Step 3 – Baby kale seedlings.
- About 4 to 6 weeks after germination the kale seedlings should have at least four developing leaves and be around 10cm high.
- Thin out weaker seedlings so they are not competing for space and nutrients.
- Kale seedlings need water and nutrients to keep them sweet and juicy.
- Liquid feed weekly with a fertiliser high in nitrogen and potassium such as PowerFeed PRO SERIES For Tomatoes & Vegetables. (Mix 20mL of concentrate per 9 litres of water.)
Step 4 – Kale seedlings ready for transfer.
- Transplant your own seedlings when they are bout 10-15cm high. Or transplant seedlings from the punnet you have purchased.
- Plant seedlings to the depth they were in the punnet. If they look a bit leggy and stretch, plant deeper by covering the two-bottom leave.
- Water your newly transplanted seedling with Seasol, as this will help with transplant shock. Check the moisture level of the soil daily and water when needed.
- Once a week feed your kale seedlings with PowerFeed PRO SERIES For Tomatoes & Vegetables. Increase the application rates from 20mL to 50mL of concentrate per 9 litres of water as the plants mature.

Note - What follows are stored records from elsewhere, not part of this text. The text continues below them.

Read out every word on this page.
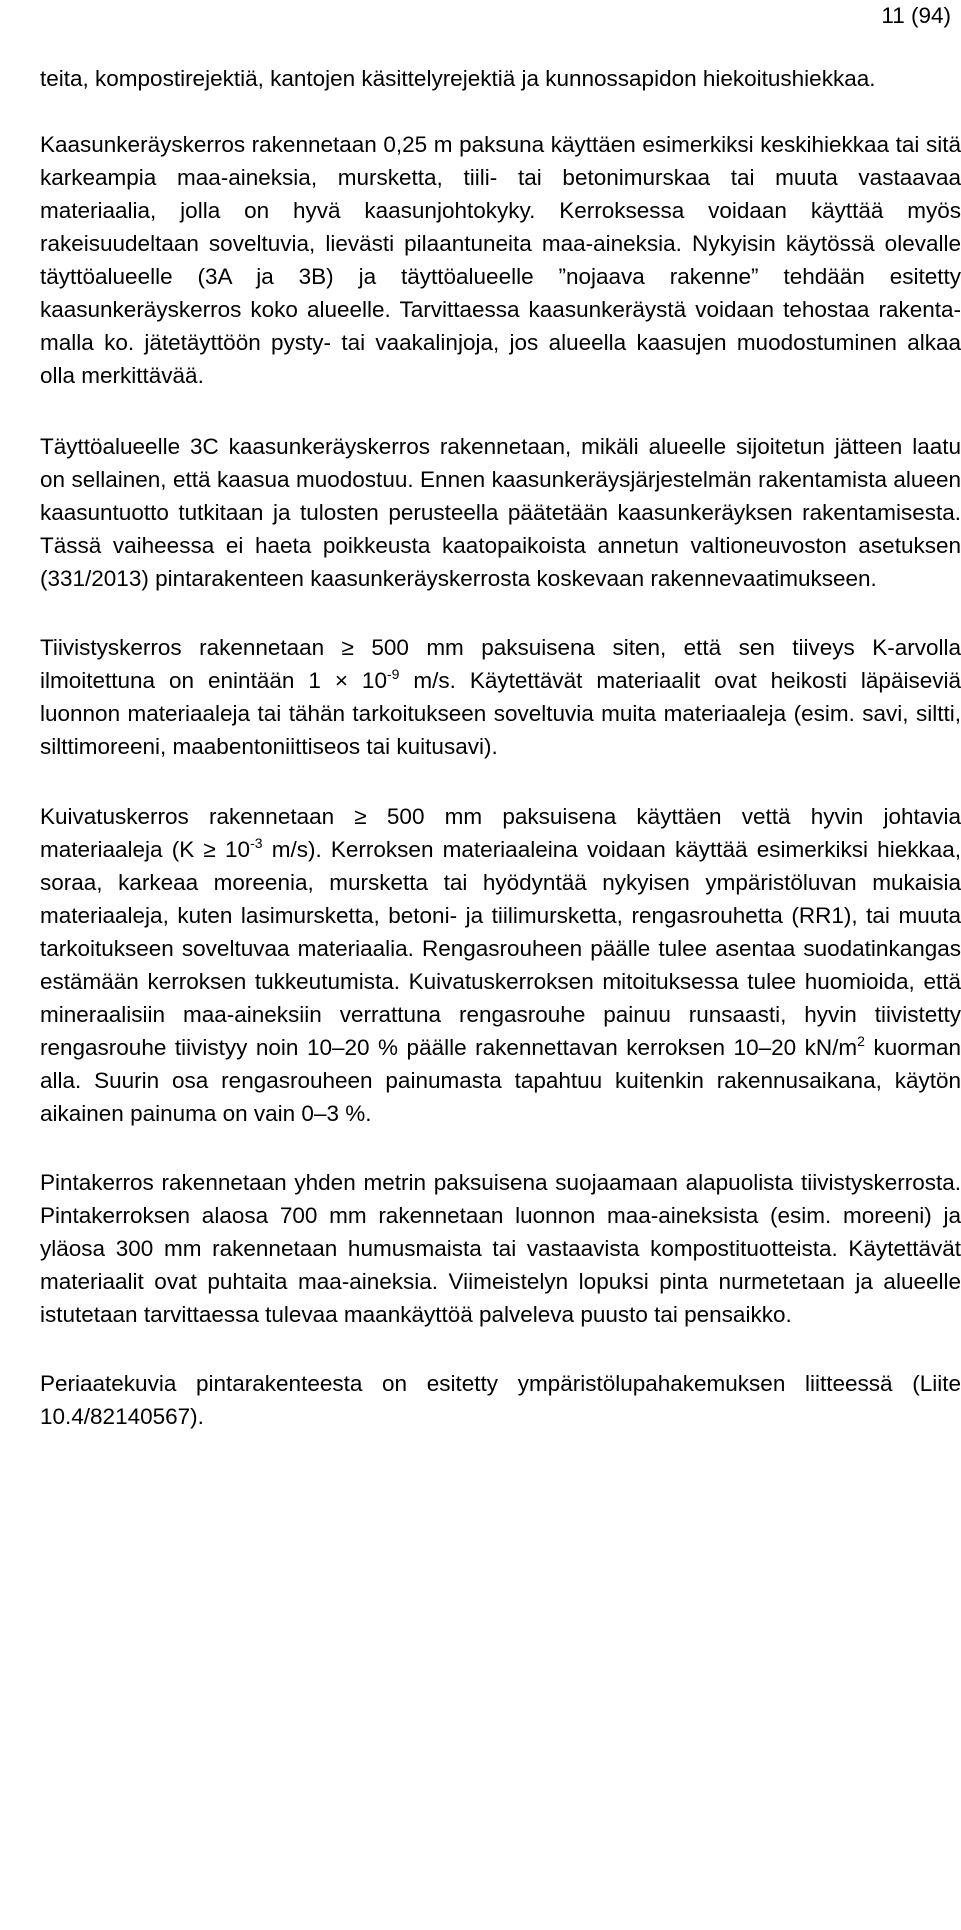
11 (94)

teita, kompostirejektiä, kantojen käsittelyrejektiä ja kunnossapidon hiekoitushiekkaa.

Kaasunkeräyskerros rakennetaan 0,25 m paksuna käyttäen esimerkiksi keskihiekkaa tai sitä karkeampia maa-aineksia, mursketta, tiili- tai betonimurskaa tai muuta vastaavaa materiaalia, jolla on hyvä kaasunjohtokyky. Kerroksessa voidaan käyttää myös rakeisuudeltaan soveltuvia, lievästi pilaantuneita maa-aineksia. Nykyisin käytössä olevalle täyttöalueelle (3A ja 3B) ja täyttöalueelle ”nojaava rakenne” tehdään esitetty kaasunkeräyskerros koko alueelle. Tarvittaessa kaasunkeräystä voidaan tehostaa rakentamalla ko. jätetäyttöön pysty- tai vaakalinjoja, jos alueella kaasujen muodostuminen alkaa olla merkittävää.

Täyttöalueelle 3C kaasunkeräyskerros rakennetaan, mikäli alueelle sijoitetun jätteen laatu on sellainen, että kaasua muodostuu. Ennen kaasunkeräysjärjestelmän rakentamista alueen kaasuntuotto tutkitaan ja tulosten perusteella päätetään kaasunkeräyksen rakentamisesta. Tässä vaiheessa ei haeta poikkeusta kaatopaikoista annetun valtioneuvoston asetuksen (331/2013) pintarakenteen kaasunkeräyskerrosta koskevaan rakennevaatimukseen.

Tiivistyskerros rakennetaan ≥ 500 mm paksuisena siten, että sen tiiveys K-arvolla ilmoitettuna on enintään $1 \times 10^{-9}$ m/s. Käytettävät materiaalit ovat heikosti läpäiseviä luonnon materiaaleja tai tähän tarkoitukseen soveltuvia muita materiaaleja (esim. savi, siltti, silttimoreeni, maabentoniittiseos tai kuitusavi).

Kuivatuskerros rakennetaan ≥ 500 mm paksuisena käyttäen vettä hyvin johtavia materiaaleja ($K \ge 10^{-3}$ m/s). Kerroksen materiaaleina voidaan käyttää esimerkiksi hiekkaa, soraa, karkeaa moreenia, mursketta tai hyödyntää nykyisen ympäristöluvan mukaisia materiaaleja, kuten lasimursketta, betoni- ja tiilimursketta, rengasrouhetta (RR1), tai muuta tarkoitukseen soveltuvaa materiaalia. Rengasrouheen päälle tulee asentaa suodatinkangas estämään kerroksen tukkeutumista. Kuivatuskerroksen mitoituksessa tulee huomioida, että mineraalisiin maa-aineksiin verrattuna rengasrouhe painuu runsaasti, hyvin tiivistetty rengasrouhe tiivistyy noin 10–20 % päälle rakennettavan kerroksen 10–20 $kN/m^2$ kuorman alla. Suurin osa rengasrouheen painumasta tapahtuu kuitenkin rakennusaikana, käytön aikainen painuma on vain 0–3 %.

Pintakerros rakennetaan yhden metrin paksuisena suojaamaan alapuolista tiivistyskerrosta. Pintakerroksen alaosa 700 mm rakennetaan luonnon maa-aineksista (esim. moreeni) ja yläosa 300 mm rakennetaan humusmaista tai vastaavista kompostituotteista. Käytettävät materiaalit ovat puhtaita maa-aineksia. Viimeistelyn lopuksi pinta nurmetetaan ja alueelle istutetaan tarvittaessa tulevaa maankäyttöä palveleva puusto tai pensaikko.

Periaatekuvia pintarakenteesta on esitetty ympäristölupahakemuksen liitteessä (Liite 10.4/82140567).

Step 5 – Kale plant growth.
- Watch your kale seedlings grow over the following weeks as the stalks and leaves develop and mature.
- Kale leaves and stems like to stay moisture to stay juicy and tender.
- If possible water early in the morning and around the base of the plant, not the leaves. This will ensure that the leaves are dry by nightfall to prevent diseases such as downy mildew.
- Apply a layer of mulch such as sugar cane mulch or pea straw to keep the soil moist and weeds away.
- Every 6-8 weeks apply another application of PowerFeed Controlled Release For Tomatoes & Vegetables to produce a bumper crop.
Step 6 – Kale harvest.
- Start harvesting leaves when there are about 6 to 8 leaves on the plant, leaving at least 4 leaves in the centre. Leaves left on too long, will become bitter and tough.
- Keep a close look on your plants and leaves. Either harvest the whole plant or just the leaves.
- To harvest the whole plant, cut the kale at the bottom of the stem about 5cm above the soil. This will enable the plant to produce more leaves.
- To pick off leaves, pick outer older leaves, as this will allow the newer young leaves time to develop.
- Once the leaves have been harvested, wash thoroughly and then store in the fridge for later use.
Things to watch out for.
- For an organic treatment for downy mildew, remove the worst affected leaves and spray with a home-made remedy such as 1 in 10 mixture of full cream milk to water.
- Pick off any discoloured or diseased leaves, as this will reduce the chance of harmful pests.
- Hungry caterpillars love to chomp on your plant leaves. Keep a close eye on these little critters and pick them off with your hand.
- Aphids like to pierce tissue leaves and suck out all the
good juices. Treat by planting companion plants as listed above or with an insecticide such as Neem or Pest Oil.